En pleine crise coloniale, quelques semaines seulement avant la défaite cuisante de Dien Biên Phu (7 mai), qui va précipiter la fin de la guerre d'Indochine, et à quelques heures de voir celle d'Algérie débuter (attentats d'Alger du 1er novembre), la chanson est créée par Marcel Mouloudji le 4 mars 1954 sur les ondes d'Europe 1. Aussitôt, par sa forme originale (une lettre aux mots simples adressée au président de la République par un appelé sur le point de déserter), mais surtout par la tonalité résolument pacifiste de paroles dénonçant l'absurdité de tout conflit alors même que la France de nouveau se retrouve en première ligne, Le Déserteur touche au cœur une population encore meurtrie par les atrocité de la Seconde Guerre mondiale.
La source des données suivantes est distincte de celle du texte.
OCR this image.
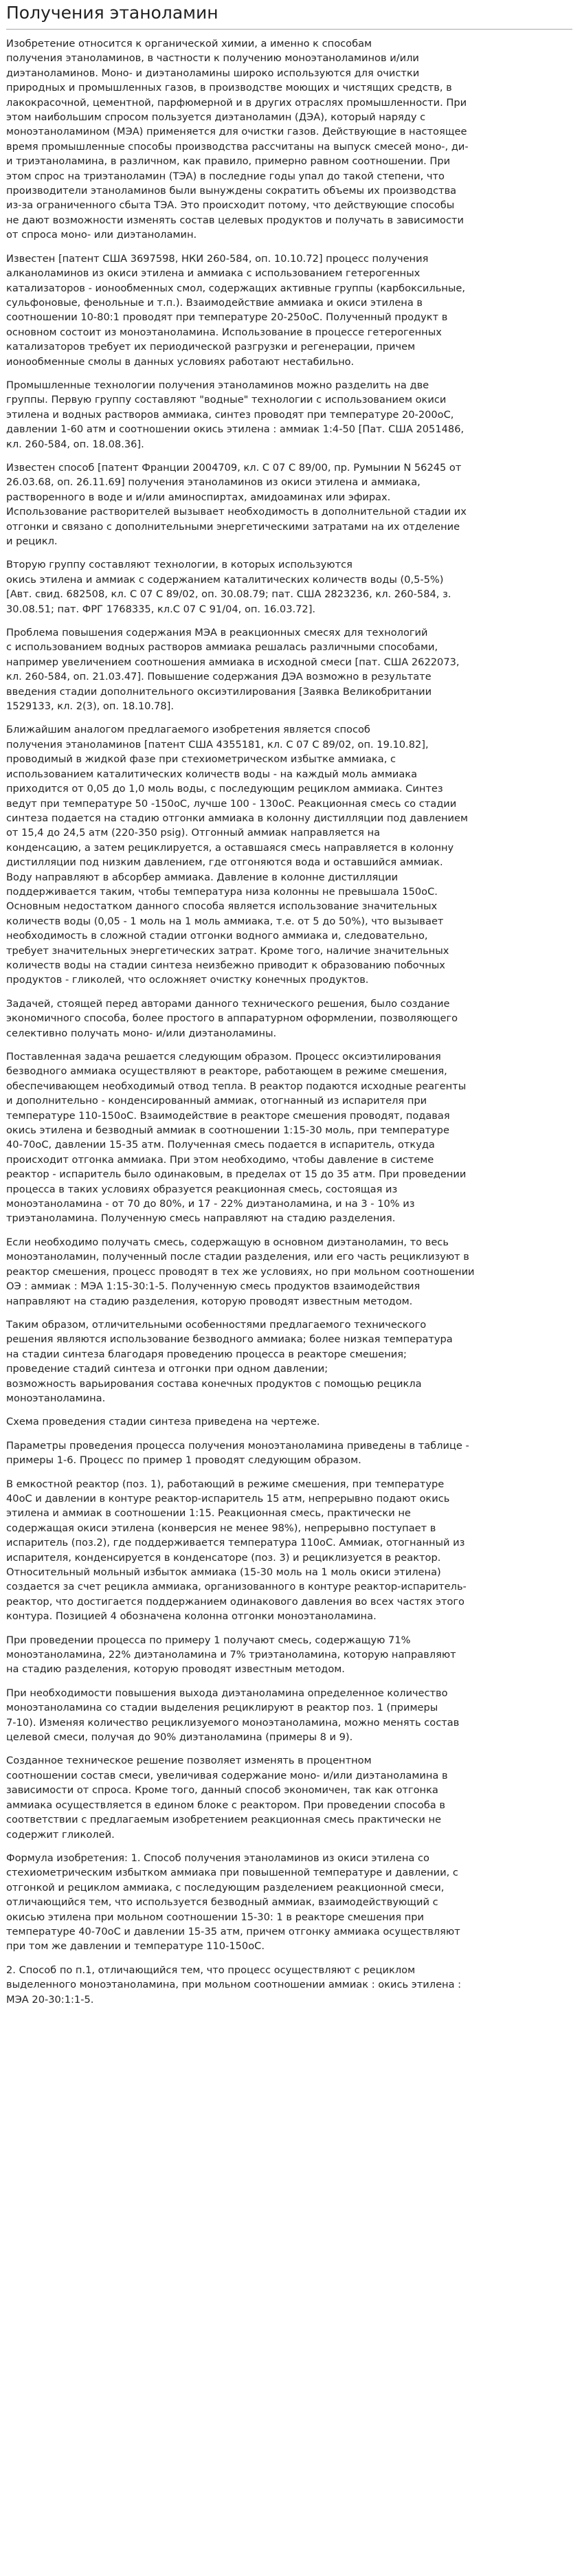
Получения этаноламин

Изобретение относится к органической химии, а именно к способам
получения этаноламинов, в частности к получению моноэтаноламинов и/или
диэтаноламинов. Моно- и диэтаноламины широко используются для очистки
природных и промышленных газов, в производстве моющих и чистящих средств, в
лакокрасочной, цементной, парфюмерной и в других отраслях промышленности. При
этом наибольшим спросом пользуется диэтаноламин (ДЭА), который наряду с
моноэтаноламином (МЭА) применяется для очистки газов. Действующие в настоящее
время промышленные способы производства рассчитаны на выпуск смесей моно-, ди-
и триэтаноламина, в различном, как правило, примерно равном соотношении. При
этом спрос на триэтаноламин (ТЭА) в последние годы упал до такой степени, что
производители этаноламинов были вынуждены сократить объемы их производства
из-за ограниченного сбыта ТЭА. Это происходит потому, что действующие способы
не дают возможности изменять состав целевых продуктов и получать в зависимости
от спроса моно- или диэтаноламин.

Известен [патент США 3697598, НКИ 260-584, оп. 10.10.72] процесс получения
алканоламинов из окиси этилена и аммиака с использованием гетерогенных
катализаторов - ионообменных смол, содержащих активные группы (карбоксильные,
сульфоновые, фенольные и т.п.). Взаимодействие аммиака и окиси этилена в
соотношении 10-80:1 проводят при температуре 20-250оС. Полученный продукт в
основном состоит из моноэтаноламина. Использование в процессе гетерогенных
катализаторов требует их периодической разгрузки и регенерации, причем
ионообменные смолы в данных условиях работают нестабильно.

Промышленные технологии получения этаноламинов можно разделить на две
группы. Первую группу составляют "водные" технологии с использованием окиси
этилена и водных растворов аммиака, синтез проводят при температуре 20-200оС,
давлении 1-60 атм и соотношении окись этилена : аммиак 1:4-50 [Пат. США 2051486,
кл. 260-584, оп. 18.08.36].

Известен способ [патент Франции 2004709, кл. С 07 С 89/00, пр. Румынии N 56245 от
26.03.68, оп. 26.11.69] получения этаноламинов из окиси этилена и аммиака,
растворенного в воде и и/или аминоспиртах, амидоаминах или эфирах.
Использование растворителей вызывает необходимость в дополнительной стадии их
отгонки и связано с дополнительными энергетическими затратами на их отделение
и рецикл.

Вторую группу составляют технологии, в которых используются
окись этилена и аммиак с содержанием каталитических количеств воды (0,5-5%)
[Авт. свид. 682508, кл. С 07 С 89/02, оп. 30.08.79; пат. США 2823236, кл. 260-584, з.
30.08.51; пат. ФРГ 1768335, кл.С 07 С 91/04, оп. 16.03.72].

Проблема повышения содержания МЭА в реакционных смесях для технологий
с использованием водных растворов аммиака решалась различными способами,
например увеличением соотношения аммиака в исходной смеси [пат. США 2622073,
кл. 260-584, оп. 21.03.47]. Повышение содержания ДЭА возможно в результате
введения стадии дополнительного оксиэтилирования [Заявка Великобритании
1529133, кл. 2(3), оп. 18.10.78].

Ближайшим аналогом предлагаемого изобретения является способ
получения этаноламинов [патент США 4355181, кл. С 07 С 89/02, оп. 19.10.82],
проводимый в жидкой фазе при стехиометрическом избытке аммиака, с
использованием каталитических количеств воды - на каждый моль аммиака
приходится от 0,05 до 1,0 моль воды, с последующим рециклом аммиака. Синтез
ведут при температуре 50 -150оС, лучше 100 - 130оС. Реакционная смесь со стадии
синтеза подается на стадию отгонки аммиака в колонну дистилляции под давлением
от 15,4 до 24,5 атм (220-350 psig). Отгонный аммиак направляется на
конденсацию, а затем рециклируется, а оставшаяся смесь направляется в колонну
дистилляции под низким давлением, где отгоняются вода и оставшийся аммиак.
Воду направляют в абсорбер аммиака. Давление в колонне дистилляции
поддерживается таким, чтобы температура низа колонны не превышала 150оС.
Основным недостатком данного способа является использование значительных
количеств воды (0,05 - 1 моль на 1 моль аммиака, т.е. от 5 до 50%), что вызывает
необходимость в сложной стадии отгонки водного аммиака и, следовательно,
требует значительных энергетических затрат. Кроме того, наличие значительных
количеств воды на стадии синтеза неизбежно приводит к образованию побочных
продуктов - гликолей, что осложняет очистку конечных продуктов.

Задачей, стоящей перед авторами данного технического решения, было создание
экономичного способа, более простого в аппаратурном оформлении, позволяющего
селективно получать моно- и/или диэтаноламины.

Поставленная задача решается следующим образом. Процесс оксиэтилирования
безводного аммиака осуществляют в реакторе, работающем в режиме смешения,
обеспечивающем необходимый отвод тепла. В реактор подаются исходные реагенты
и дополнительно - конденсированный аммиак, отогнанный из испарителя при
температуре 110-150оС. Взаимодействие в реакторе смешения проводят, подавая
окись этилена и безводный аммиак в соотношении 1:15-30 моль, при температуре
40-70оС, давлении 15-35 атм. Полученная смесь подается в испаритель, откуда
происходит отгонка аммиака. При этом необходимо, чтобы давление в системе
реактор - испаритель было одинаковым, в пределах от 15 до 35 атм. При проведении
процесса в таких условиях образуется реакционная смесь, состоящая из
моноэтаноламина - от 70 до 80%, и 17 - 22% диэтаноламина, и на 3 - 10% из
триэтаноламина. Полученную смесь направляют на стадию разделения.

Если необходимо получать смесь, содержащую в основном диэтаноламин, то весь
моноэтаноламин, полученный после стадии разделения, или его часть рециклизуют в
реактор смешения, процесс проводят в тех же условиях, но при мольном соотношении
ОЭ : аммиак : МЭА 1:15-30:1-5. Полученную смесь продуктов взаимодействия
направляют на стадию разделения, которую проводят известным методом.

Таким образом, отличительными особенностями предлагаемого технического
решения являются использование безводного аммиака; более низкая температура
на стадии синтеза благодаря проведению процесса в реакторе смешения;
проведение стадий синтеза и отгонки при одном давлении;
возможность варьирования состава конечных продуктов с помощью рецикла
моноэтаноламина.

Схема проведения стадии синтеза приведена на чертеже.

Параметры проведения процесса получения моноэтаноламина приведены в таблице -
примеры 1-6. Процесс по пример 1 проводят следующим образом.

В емкостной реактор (поз. 1), работающий в режиме смешения, при температуре
40оС и давлении в контуре реактор-испаритель 15 атм, непрерывно подают окись
этилена и аммиак в соотношении 1:15. Реакционная смесь, практически не
содержащая окиси этилена (конверсия не менее 98%), непрерывно поступает в
испаритель (поз.2), где поддерживается температура 110оС. Аммиак, отогнанный из
испарителя, конденсируется в конденсаторе (поз. 3) и рециклизуется в реактор.
Относительный мольный избыток аммиака (15-30 моль на 1 моль окиси этилена)
создается за счет рецикла аммиака, организованного в контуре реактор-испаритель-
реактор, что достигается поддержанием одинакового давления во всех частях этого
контура. Позицией 4 обозначена колонна отгонки моноэтаноламина.

При проведении процесса по примеру 1 получают смесь, содержащую 71%
моноэтаноламина, 22% диэтаноламина и 7% триэтаноламина, которую направляют
на стадию разделения, которую проводят известным методом.

При необходимости повышения выхода диэтаноламина определенное количество
моноэтаноламина со стадии выделения рециклируют в реактор поз. 1 (примеры
7-10). Изменяя количество рециклизуемого моноэтаноламина, можно менять состав
целевой смеси, получая до 90% диэтаноламина (примеры 8 и 9).

Созданное техническое решение позволяет изменять в процентном
соотношении состав смеси, увеличивая содержание моно- и/или диэтаноламина в
зависимости от спроса. Кроме того, данный способ экономичен, так как отгонка
аммиака осуществляется в едином блоке с реактором. При проведении способа в
соответствии с предлагаемым изобретением реакционная смесь практически не
содержит гликолей.

Формула изобретения: 1. Способ получения этаноламинов из окиси этилена со
стехиометрическим избытком аммиака при повышенной температуре и давлении, с
отгонкой и рециклом аммиака, с последующим разделением реакционной смеси,
отличающийся тем, что используется безводный аммиак, взаимодействующий с
окисью этилена при мольном соотношении 15-30: 1 в реакторе смешения при
температуре 40-70оС и давлении 15-35 атм, причем отгонку аммиака осуществляют
при том же давлении и температуре 110-150оС.

2. Способ по п.1, отличающийся тем, что процесс осуществляют с рециклом
выделенного моноэтаноламина, при мольном соотношении аммиак : окись этилена :
МЭА 20-30:1:1-5.
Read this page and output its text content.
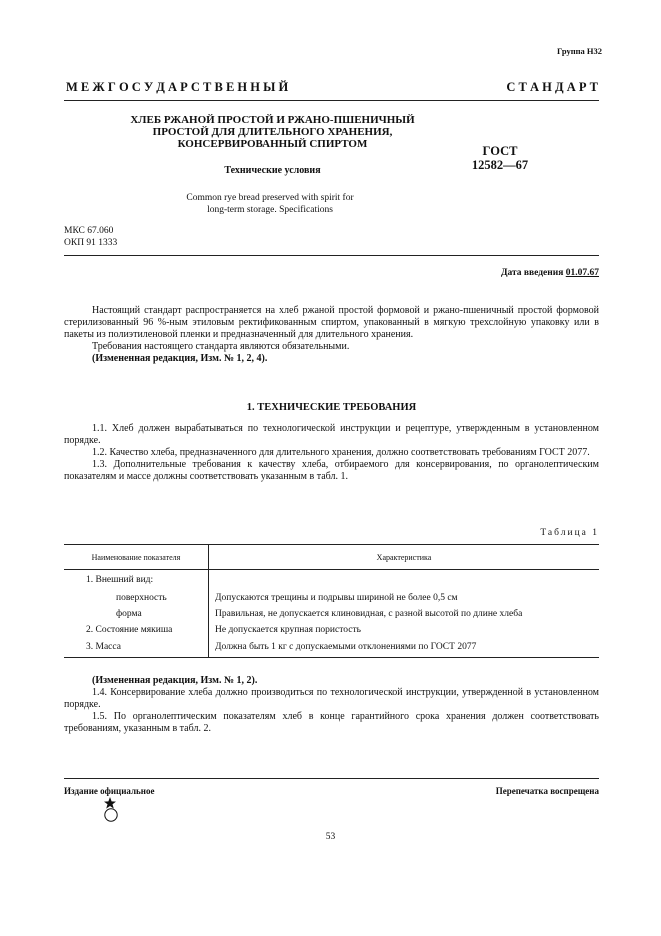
Группа Н32
М Е Ж Г О С У Д А Р С Т В Е Н Н Ы Й	С Т А Н Д А Р Т
ХЛЕБ РЖАНОЙ ПРОСТОЙ И РЖАНО-ПШЕНИЧНЫЙ
ПРОСТОЙ ДЛЯ ДЛИТЕЛЬНОГО ХРАНЕНИЯ,
КОНСЕРВИРОВАННЫЙ СПИРТОМ	ГОСТ
12582—67
Технические условия
Common rye bread preserved with spirit for
long-term storage. Specifications
МКС 67.060
ОКП 91 1333
Дата введения 01.07.67
Настоящий стандарт распространяется на хлеб ржаной простой формовой и ржано-пшеничный простой формовой стерилизованный 96 %-ным этиловым ректификованным спиртом, упакованный в мягкую трехслойную упаковку или в пакеты из полиэтиленовой пленки и предназначенный для длительного хранения.
Требования настоящего стандарта являются обязательными.
(Измененная редакция, Изм. № 1, 2, 4).
1. ТЕХНИЧЕСКИЕ ТРЕБОВАНИЯ
1.1. Хлеб должен вырабатываться по технологической инструкции и рецептуре, утвержденным в установленном порядке.
1.2. Качество хлеба, предназначенного для длительного хранения, должно соответствовать требованиям ГОСТ 2077.
1.3. Дополнительные требования к качеству хлеба, отбираемого для консервирования, по органолептическим показателям и массе должны соответствовать указанным в табл. 1.
Таблица 1
Наименование показателя	Характеристика
1. Внешний вид:	
поверхность	Допускаются трещины и подрывы шириной не более 0,5 см
форма	Правильная, не допускается клиновидная, с разной высотой по длине хлеба
2. Состояние мякиша	Не допускается крупная пористость
3. Масса	Должна быть 1 кг с допускаемыми отклонениями по ГОСТ 2077
(Измененная редакция, Изм. № 1, 2).
1.4. Консервирование хлеба должно производиться по технологической инструкции, утвержденной в установленном порядке.
1.5. По органолептическим показателям хлеб в конце гарантийного срока хранения должен соответствовать требованиям, указанным в табл. 2.
Издание официальное	Перепечатка воспрещена
53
Et elle choque profondément un pouvoir en quête d'unité nationale dans sa politique coloniale. Car, même si Boris Vian, sur les conseils de Mouloudji, a déjà remplacé les deux derniers vers du texte original, Que je tiendrai une arme / Et que je vais tirer, par Que je n'aurai pas d'arme / Et qu'ils pourront tirer, gommant ainsi toute charge trop subversive pour insister sur sa dimension pacifiste, la chanson est aussitôt dénoncée pour son antimilitarisme. Certains dépassent le message humaniste et universel pour y lire un violent réquisitoire contre l'engagement de la France dans les guerres coloniales. Boris Vian accepte une nouvelle fois de modifier son texte en remplaçant la référence trop explicite au président de la République par une formule plus vague : Messieurs qu'on nomme grands. Mais rien n'y fait : en janvier 1955, le conseiller de Paris Paul Faber réclame la censure et obtient que la chanson ne soit plus diffusée sur les ondes. Outré, Boris Vian riposte en publiant une lettre ouverte intitulée Lettre ouverte à Monsieur Paul Faber dans laquelle on peut notamment lire ces quelques mots : Ma chanson n'est nullement antimilitariste, mais je la reconnais violemment pro-civile.

À la suite de cette censure, la chanson tombera peu à peu dans l'oubli – Boris Vian mourant en 1959 et Mouloudji débutant alors une sorte de long exil artistique. Ce n'est qu'au milieu des années 1960 que progressivement Le Déserteur va refaire surface. En France d'abord, avec Serge Reggiani qui, en 1964, met la chanson à son répertoire. Mais surtout aux États-Unis, alors en pleine révolte étudiante contre la guerre du Vietnam qui, en1966, voit le groupe vocal Peter, Paul and Mary la reprendre sous le titre The Pacifist et lui donner une portée universelle en la transformant en véritable hymne du mouvement de protestation. Traduite et interprétée dans un grand nombre de langues, Le Déserteur est considérée aujourd'hui comme la chanson pacifiste et antimilitariste la plus célèbre de tous les temps.

Éclairage média

Par Stéphane Ollivier

Enregistré le 12 juin 1977 dans le cadre de l'émission de variété Musique and Music, Maxime Le Forestier et son trio interprètent en direct (on entend le public applaudir à la fin) une version du Déserteur. Artiste engagé, marqué par l'esprit libertaire et communautaire du mouvement hippie, Maxime Le Forestier, mêlant habilement la tradition anticonformiste d'un George Brassens avec le vocabulaire musical du folk américain, est alors la figure emblématique de la jeune chanson contestataire française. Auteur déjà de quatre albums, Maxime Le Forestier a notamment marqué les esprits par une chanson violemment antimilitariste intitulée Parachutiste (1972), aussitôt adoptée par les militants gauchistes comme un nouvel hymne anti-impérialiste (elle sera d'ailleurs reprise par la passionaria pacifiste Joan Baez au même titre que Le Déserteur).

C'est donc dans ce contexte de proximité idéologique que Maxime Le Forestier donne sa version du classique de Boris Vian. La réalisation, tirant parti de la technique de parcellisation de l'image, choisit de mettre en regard plusieurs plans simultanés de l'artiste en train de chanter (plan large du trio, plan rapproché du chanteur, de face et de profil) et des images du manuscrit original du texte de la chanson. Cette façon de donner à voir la chanson dans ce qu'elle a de plus fragile et spontané (graphie cursive, rature), a principalement pour effet de placer sur le même plan l'auteur et son interprète, induisant à la fois l'idée d'une éternelle jeunesse du texte, mais produisant aussi en retour une véritable légitimation culturelle au travers de l'un de ses principaux représentants de la jeune chanson française.